Henry De Tamble is a Chicago librarian with "Chrono Displacement" disorder; at random times, he suddenly disappears without warning and finds himself in the past or future, usually at a time or place of importance in his life. This leads to some wonderful paradoxes. From his point of view, he first met his wife, Clare, when he was 28 and she was 20. She ran up to him exclaiming that she'd known him all her life. He, however, had never seen her before. But when he reaches his 40s, already married to Clare, he suddenly finds himself time travelling to Clare's childhood and meeting her as a 6-year-old. The book alternates between Henry and Clare's points of view, and so does the narration. In the Clare narration it expresses the longing of the one always left behind, the frustrations of their unusual lifestyle, and above all, her overriding love for Henry.
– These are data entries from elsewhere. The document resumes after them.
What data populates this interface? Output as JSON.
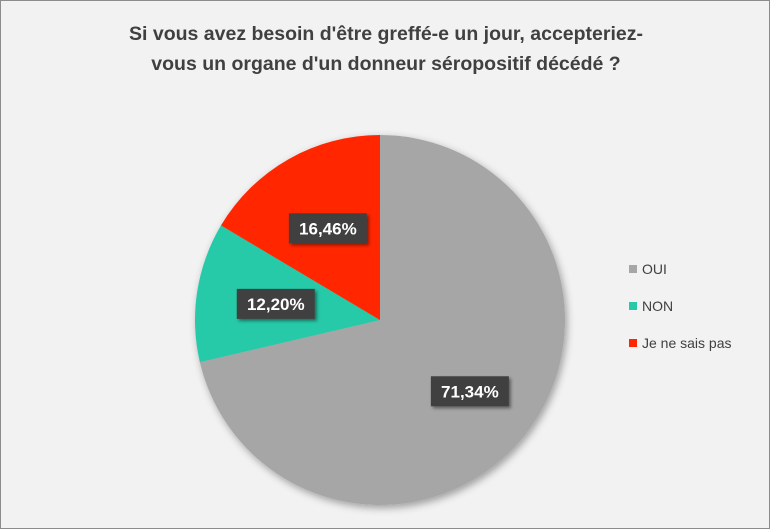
{
  "chart_data": {
    "type": "pie",
    "title_lines": [
      "Si vous avez besoin d'être greffé-e un jour,  accepteriez-",
      "vous un organe d'un donneur séropositif décédé ?"
    ],
    "slices": [
      {
        "name": "OUI",
        "value": 71.34,
        "label": "71,34%",
        "color": "#a6a6a6"
      },
      {
        "name": "NON",
        "value": 12.2,
        "label": "12,20%",
        "color": "#26c9a8"
      },
      {
        "name": "Je ne sais pas",
        "value": 16.46,
        "label": "16,46%",
        "color": "#ff2600"
      }
    ],
    "legend_position": "right"
  }
}
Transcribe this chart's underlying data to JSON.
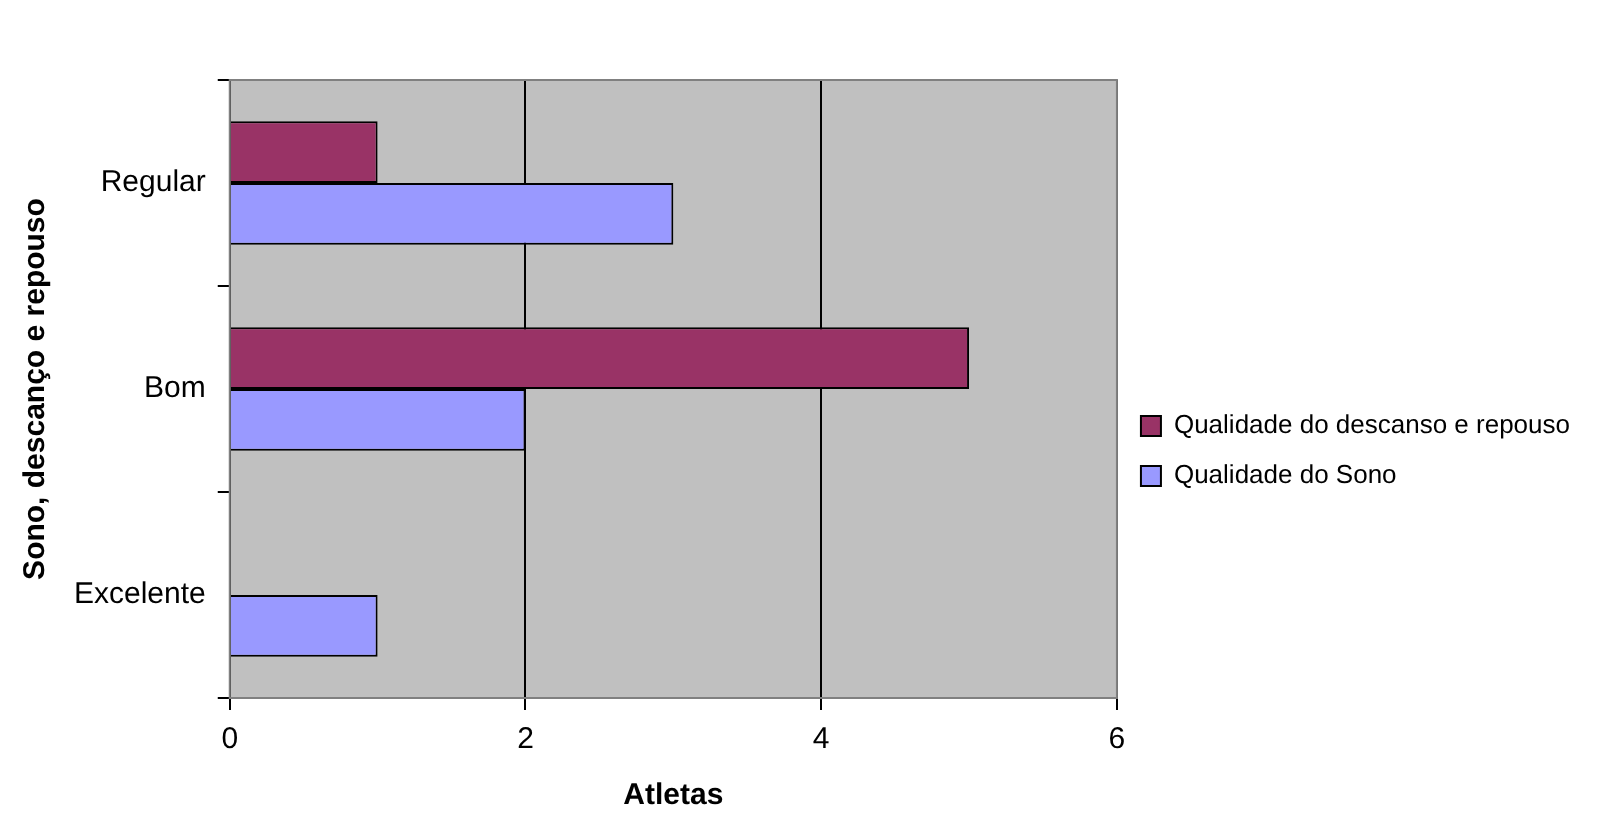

In the Henry perspective it evokes the fear of a man who never knows where or when he'll turn up, and his gratitude at having Clare, whose love is his anchor.
The style of Traveller is very cleverly written un-chronologically and the reader has to piece the story together. On top of that, it is also just beautifully written and the whole story is shadowed by an overwhelming and tender sense of mystery and the idea that love is ... more, than even time can control. It is a classic, What Came First, the Chicken or the Egg situation- how can Henry and Clare's initial meeting be explained when it happened in two different times? Destiny? Certainly there are some sappy moments, as with any story involving romance, but I definitely wouldn't define the book as sappy on the whole. It's bittersweet, timeless and haunting, while at the same time being very real and gritty and complicated. It's not just for the ladies ;)
A movie version of The Time Traveller's Wife is coming out in theaters August 14th and I am very excited about it. I am thrilled by the actors chosen to play the parts of Henry and Clare- Eric Bana and Rachel McAdams. the book is rather long so I am anticipating that they will have to cut quite a bit out, and I hope that doesn't effect how thought-provoking and intimate the material is. I am very interested to see if it follows the jumpy, non-chronological storytelling style of the novel and I am eager to see this sweeping, poignant romance brought to life.